Something animal was scrambling slowly, cautiously down a far mountain’s knife-like edge—a caravan of the miracle-footed hill-ponies bringing luxuries from half the globe to the King of Rukh.
The long, twisted palace, when they reached it, was even larger and more impressive than Mrs. Crespin had thought. Whatever the interior might prove, the exterior was not unbeautiful; the details of the great open arches, some scalloped, some sharply pointed, no two quite alike, yet all in harmony with the others and with the splendid and panoramic mountain site, were beautiful and significant—they told a story of years of lavish labor and thought; and through several of the open arch spaces exquisite vistas of courtyards and pools, colonnades and gray, intricate walls showed cool and inviting.
The Raja helped the Englishwoman out of her litter as deferentially as he had assisted her into it. Servants hurried to meet them at the opened door—women among them, and at a flicker of the ruler’s hand, one more handsomely dressed than the others came to Lucilla and salaamed before her.
“She will attend you to your apartments, Madam,” the Raja said, “and wait upon you. She has my command to obey you in all things, and she will. You will find her not unskillful, and she is trustworthy. She is yours.”

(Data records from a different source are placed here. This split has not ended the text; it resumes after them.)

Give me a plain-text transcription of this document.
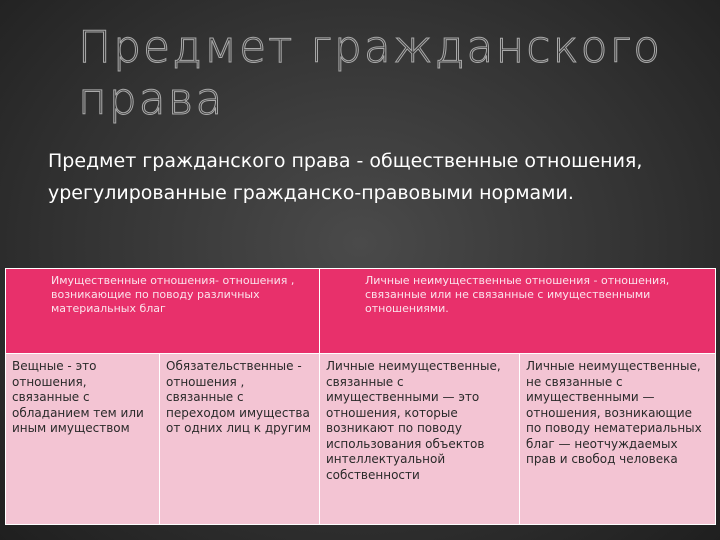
Предмет гражданского права
Предмет гражданского права - общественные отношения, урегулированные гражданско-правовыми нормами.
Имущественные отношения- отношения , возникающие по поводу различных материальных благ		Личные неимущественные отношения - отношения, связанные или не связанные с имущественными отношениями.	
Вещные - это отношения, связанные с обладанием тем или иным имуществом	Обязательственные - отношения , связанные с переходом имущества от одних лиц к другим	Личные неимущественные, связанные с имущественными — это отношения, которые возникают по поводу использования объектов интеллектуальной собственности	Личные неимущественные, не связанные с имущественными — отношения, возникающие по поводу нематериальных благ — неотчуждаемых прав и свобод человека
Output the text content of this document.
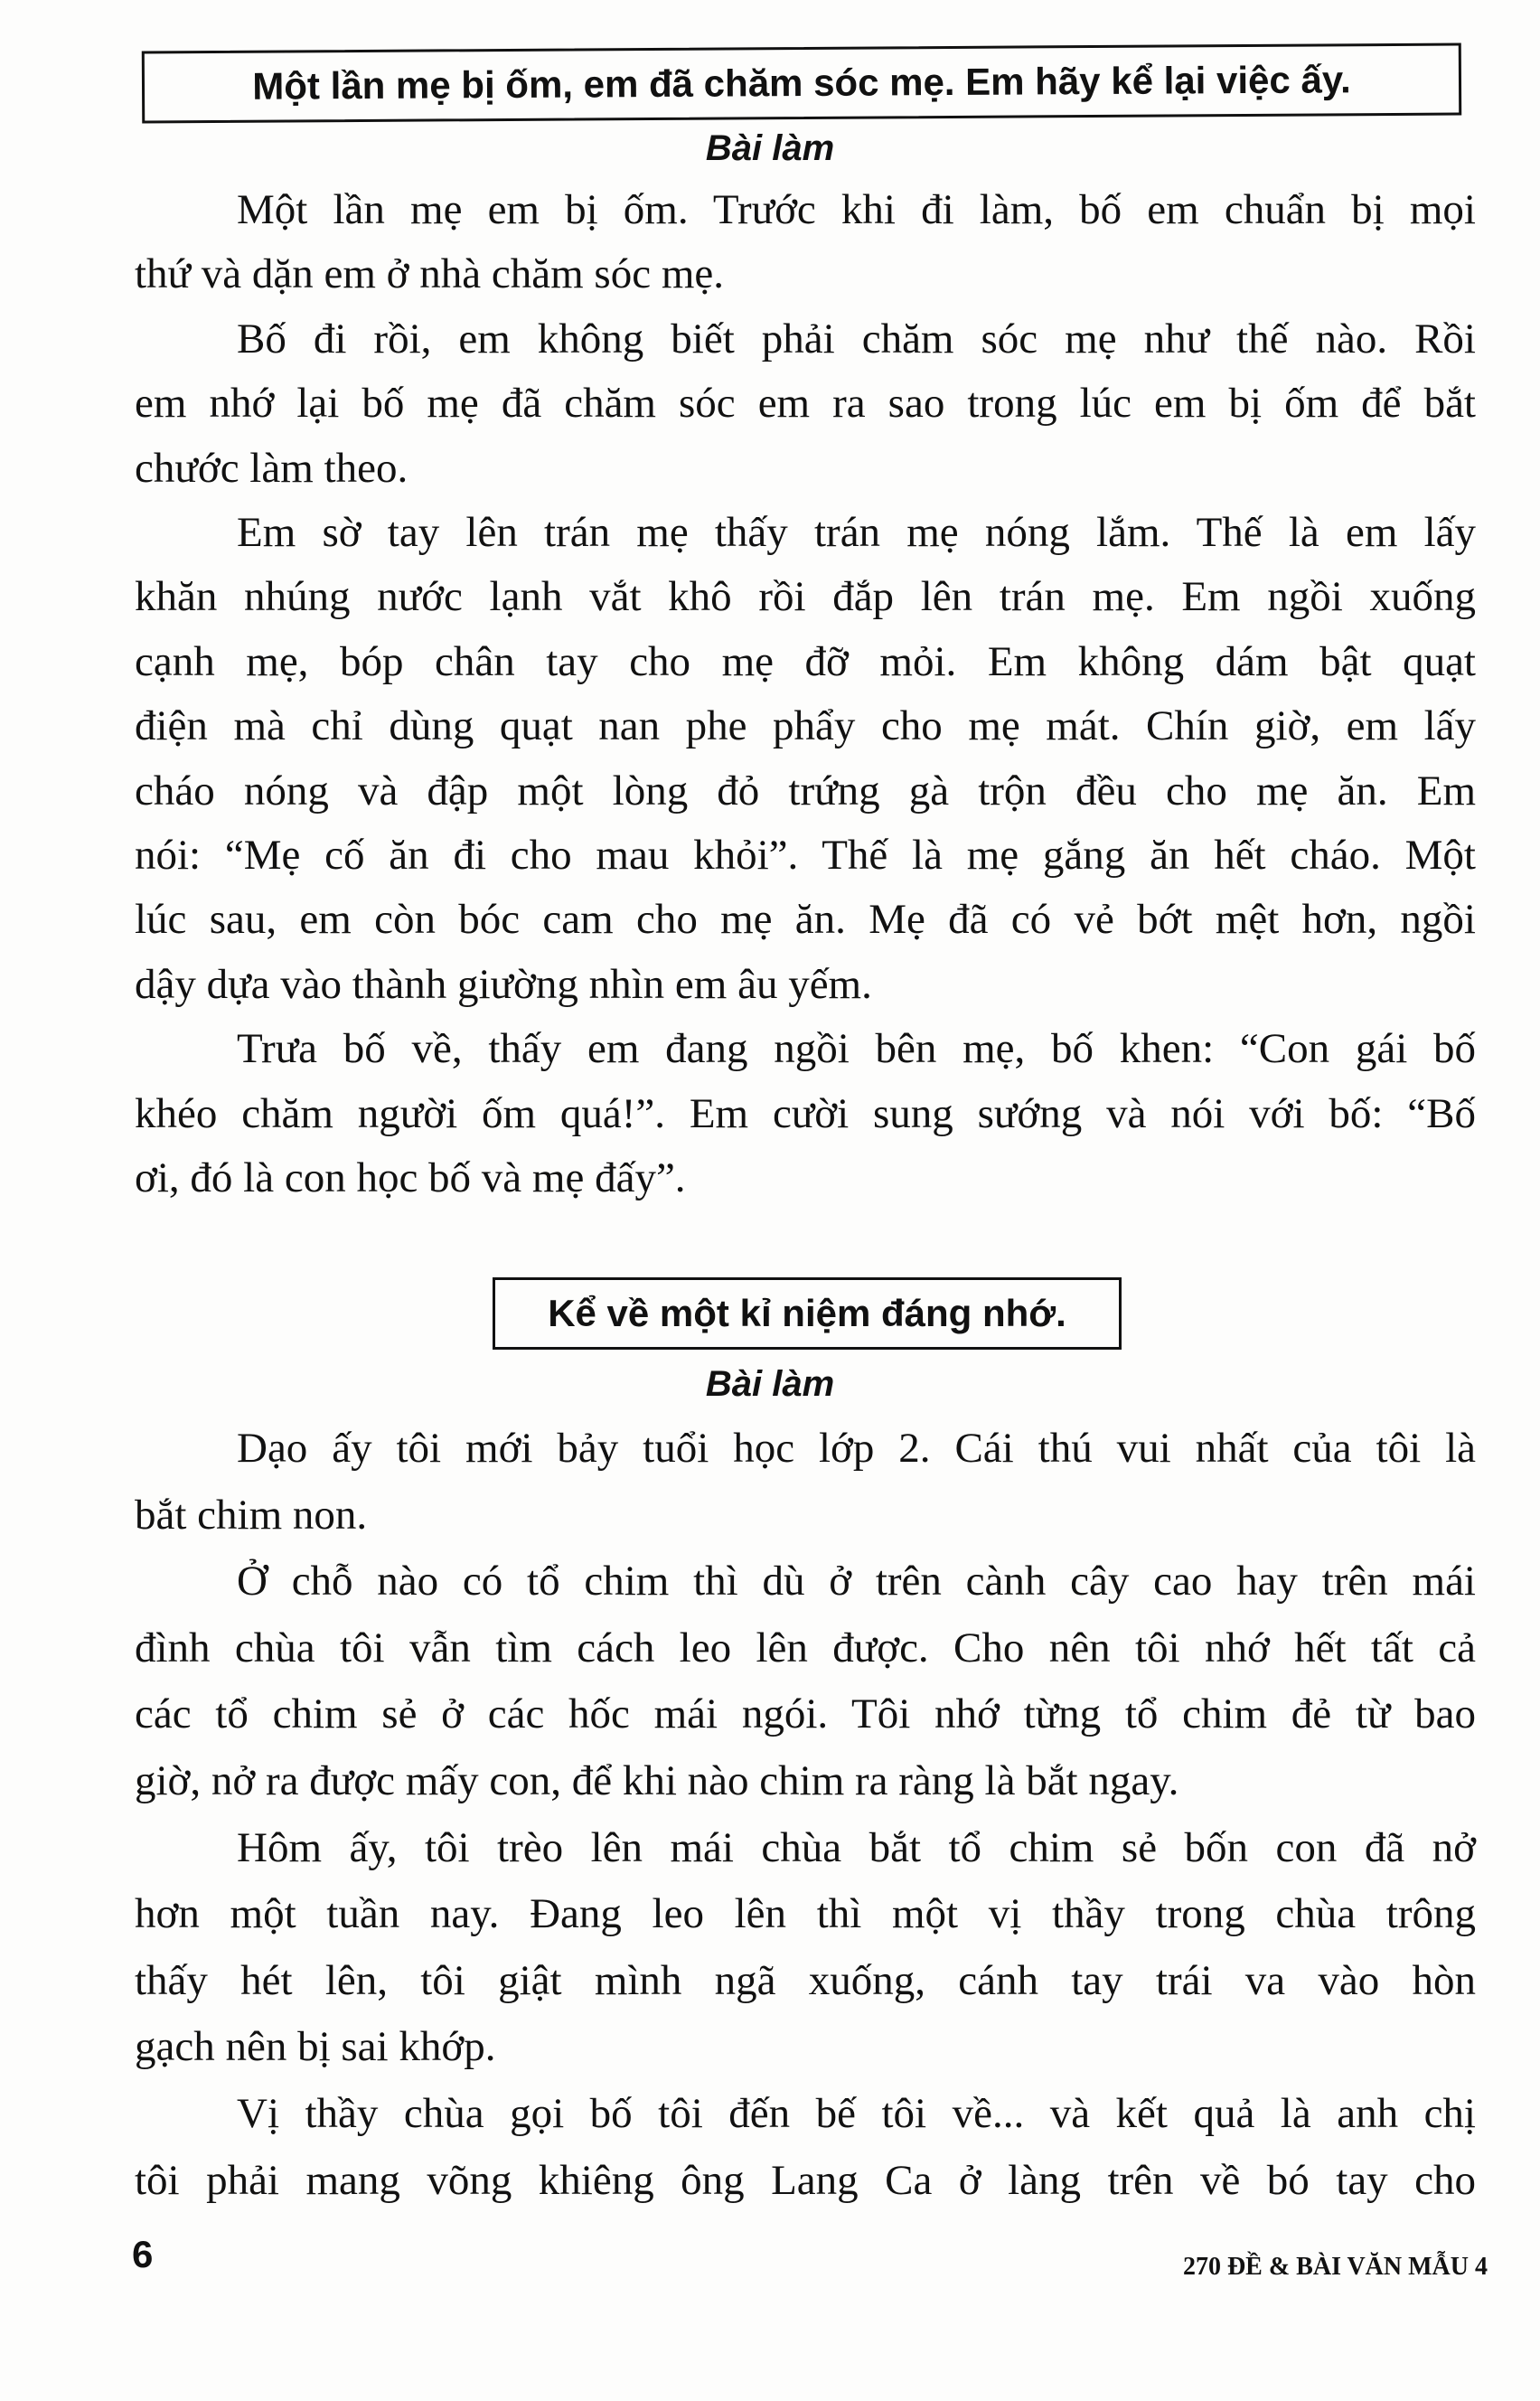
Một lần mẹ bị ốm, em đã chăm sóc mẹ. Em hãy kể lại việc ấy.
Bài làm
Một lần mẹ em bị ốm. Trước khi đi làm, bố em chuẩn bị mọi
thứ và dặn em ở nhà chăm sóc mẹ.
Bố đi rồi, em không biết phải chăm sóc mẹ như thế nào. Rồi
em nhớ lại bố mẹ đã chăm sóc em ra sao trong lúc em bị ốm để bắt
chước làm theo.
Em sờ tay lên trán mẹ thấy trán mẹ nóng lắm. Thế là em lấy
khăn nhúng nước lạnh vắt khô rồi đắp lên trán mẹ. Em ngồi xuống
cạnh mẹ, bóp chân tay cho mẹ đỡ mỏi. Em không dám bật quạt
điện mà chỉ dùng quạt nan phe phẩy cho mẹ mát. Chín giờ, em lấy
cháo nóng và đập một lòng đỏ trứng gà trộn đều cho mẹ ăn. Em
nói: “Mẹ cố ăn đi cho mau khỏi”. Thế là mẹ gắng ăn hết cháo. Một
lúc sau, em còn bóc cam cho mẹ ăn. Mẹ đã có vẻ bớt mệt hơn, ngồi
dậy dựa vào thành giường nhìn em âu yếm.
Trưa bố về, thấy em đang ngồi bên mẹ, bố khen: “Con gái bố
khéo chăm người ốm quá!”. Em cười sung sướng và nói với bố: “Bố
ơi, đó là con học bố và mẹ đấy”.
Kể về một kỉ niệm đáng nhớ.
Bài làm
Dạo ấy tôi mới bảy tuổi học lớp 2. Cái thú vui nhất của tôi là
bắt chim non.
Ở chỗ nào có tổ chim thì dù ở trên cành cây cao hay trên mái
đình chùa tôi vẫn tìm cách leo lên được. Cho nên tôi nhớ hết tất cả
các tổ chim sẻ ở các hốc mái ngói. Tôi nhớ từng tổ chim đẻ từ bao
giờ, nở ra được mấy con, để khi nào chim ra ràng là bắt ngay.
Hôm ấy, tôi trèo lên mái chùa bắt tổ chim sẻ bốn con đã nở
hơn một tuần nay. Đang leo lên thì một vị thầy trong chùa trông
thấy hét lên, tôi giật mình ngã xuống, cánh tay trái va vào hòn
gạch nên bị sai khớp.
Vị thầy chùa gọi bố tôi đến bế tôi về... và kết quả là anh chị
tôi phải mang võng khiêng ông Lang Ca ở làng trên về bó tay cho
6	270 ĐỀ & BÀI VĂN MẪU 4
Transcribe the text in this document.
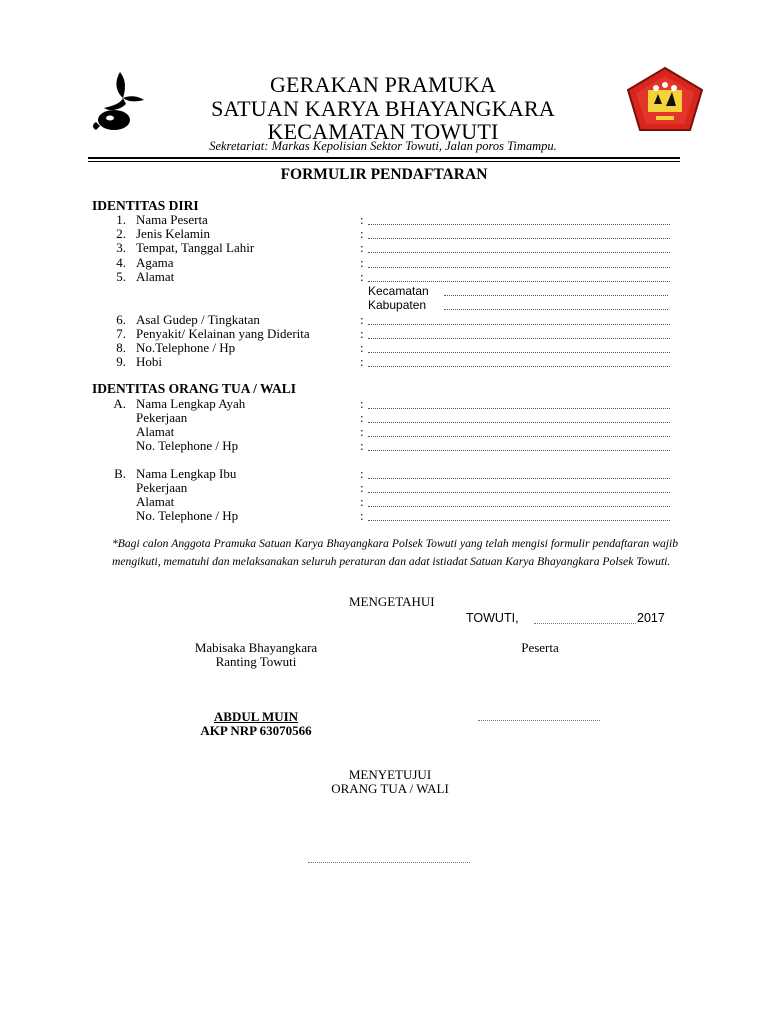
GERAKAN PRAMUKA
SATUAN KARYA BHAYANGKARA
KECAMATAN TOWUTI
Sekretariat: Markas Kepolisian Sektor Towuti, Jalan poros Timampu.
FORMULIR PENDAFTARAN
IDENTITAS DIRI
1. Nama Peserta	:
2. Jenis Kelamin	:
3. Tempat, Tanggal Lahir	:
4. Agama	:
5. Alamat	:
Kecamatan
Kabupaten
6. Asal Gudep / Tingkatan	:
7. Penyakit/ Kelainan yang Diderita	:
8. No.Telephone / Hp	:
9. Hobi	:
IDENTITAS ORANG TUA / WALI
A. Nama Lengkap Ayah	:
Pekerjaan	:
Alamat	:
No. Telephone / Hp	:
B. Nama Lengkap Ibu	:
Pekerjaan	:
Alamat	:
No. Telephone / Hp	:
*Bagi calon Anggota Pramuka Satuan Karya Bhayangkara Polsek Towuti yang telah mengisi formulir pendaftaran wajib mengikuti, mematuhi dan melaksanakan seluruh peraturan dan adat istiadat Satuan Karya Bhayangkara Polsek Towuti.
MENGETAHUI
TOWUTI,	2017
Mabisaka Bhayangkara
Ranting Towuti
Peserta
ABDUL MUIN
AKP NRP 63070566
MENYETUJUI
ORANG TUA / WALI
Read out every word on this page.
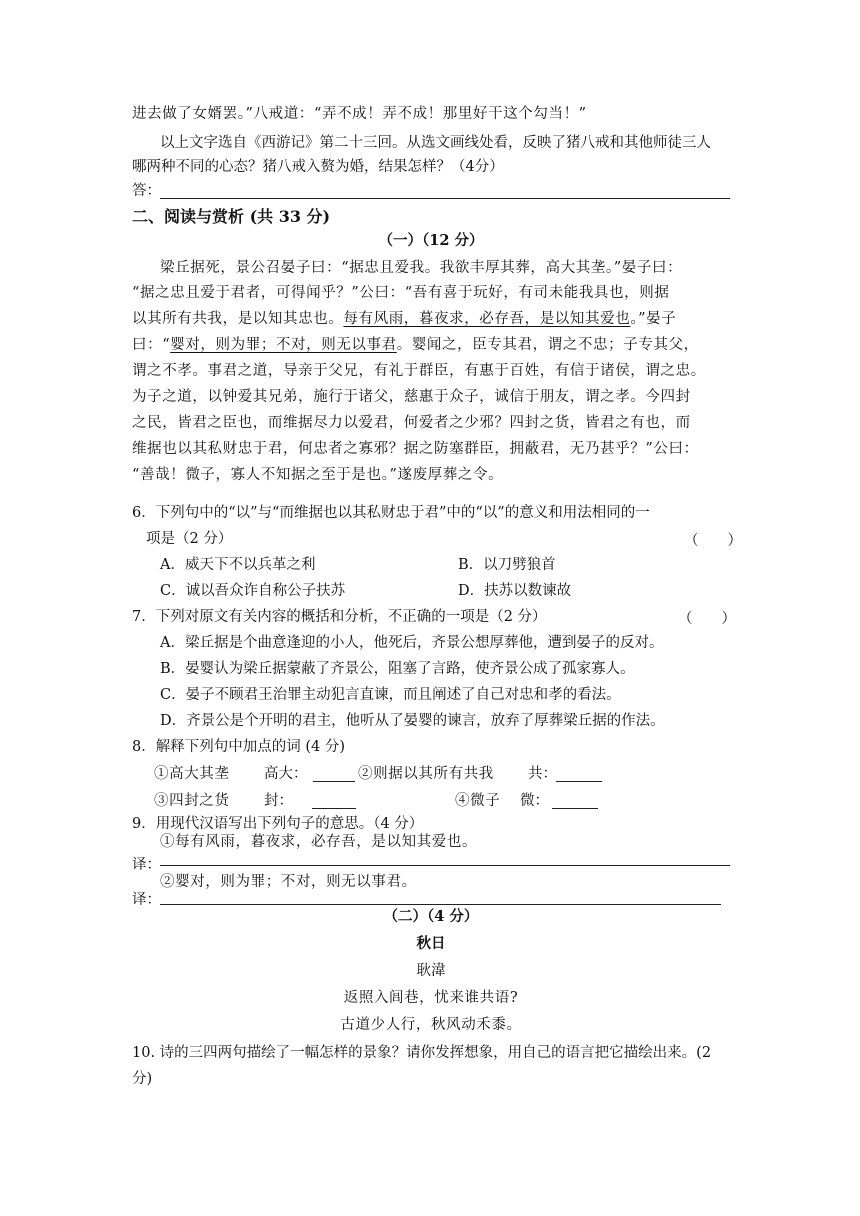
进去做了女婿罢。”八戒道：“弄不成！弄不成！那里好干这个勾当！”
以上文字选自《西游记》第二十三回。从选文画线处看，反映了猪八戒和其他师徒三人
哪两种不同的心态？猪八戒入赘为婚，结果怎样？（4分）
答：
二、阅读与赏析 (共 33 分)
（一）（12 分）
梁丘据死，景公召晏子曰：“据忠且爱我。我欲丰厚其葬，高大其垄。”晏子曰：
“据之忠且爱于君者，可得闻乎？”公曰：“吾有喜于玩好，有司未能我具也，则据
以其所有共我，是以知其忠也。每有风雨，暮夜求，必存吾，是以知其爱也。”晏子
曰：“婴对，则为罪；不对，则无以事君。婴闻之，臣专其君，谓之不忠；子专其父，
谓之不孝。事君之道，导亲于父兄，有礼于群臣，有惠于百姓，有信于诸侯，谓之忠。
为子之道，以钟爱其兄弟，施行于诸父，慈惠于众子，诚信于朋友，谓之孝。今四封
之民，皆君之臣也，而维据尽力以爱君，何爱者之少邪？四封之货，皆君之有也，而
维据也以其私财忠于君，何忠者之寡邪？据之防塞群臣，拥蔽君，无乃甚乎？”公曰：
“善哉！微子，寡人不知据之至于是也。”遂废厚葬之令。
6．下列句中的“以”与“而维据也以其私财忠于君”中的“以”的意义和用法相同的一
项是（2 分）	（　　）
A．威天下不以兵革之利	B．以刀劈狼首
C．诚以吾众诈自称公子扶苏	D．扶苏以数谏故
7．下列对原文有关内容的概括和分析，不正确的一项是（2 分）	（　　）
A．梁丘据是个曲意逢迎的小人，他死后，齐景公想厚葬他，遭到晏子的反对。
B．晏婴认为梁丘据蒙蔽了齐景公，阻塞了言路，使齐景公成了孤家寡人。
C．晏子不顾君王治罪主动犯言直谏，而且阐述了自己对忠和孝的看法。
D．齐景公是个开明的君主，他听从了晏婴的谏言，放弃了厚葬梁丘据的作法。
8．解释下列句中加点的词 (4 分)
①高大其垄	高大：	②则据以其所有共我	共：
③四封之货	封：	④微子	微：
9．用现代汉语写出下列句子的意思。（4 分）
①每有风雨，暮夜求，必存吾，是以知其爱也。
译：
②婴对，则为罪；不对，则无以事君。
译：
（二）（4 分）
秋日
耿湋
返照入闾巷，忧来谁共语?
古道少人行，秋风动禾黍。
10. 诗的三四两句描绘了一幅怎样的景象？请你发挥想象，用自己的语言把它描绘出来。(2
分)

Mrs. Crespin looked at the native woman searchingly, afraid to go, afraid to refuse to do so. The woman, uncommonly tall and most decidedly handsome, had a comfortable, not unkind face, Lucilla decided. But she temporized.
“I will wait until Major Crespin comes, I think, Your Highness.”
“By no means,” the potentate said smoothly, “See how far the gentlemen are behind us—and I cannot allow you to fatigue yourself farther than you already must have done to-day.”
Lucilla still hesitated. The chairs were far in the distance. If she showed the fear she felt, how might it not anger this now smiling man who spoke to her so courtly, whose power was so absolute?
“Until dinner, Madam,” he said, bowing low. But there was finality in his silken voice, and Lucilla Crespin, praying that she might choose of the perils swarming about her the least, turned and followed the swarthy ayah.
“Thank you,” she said, “until dinner then, sir.”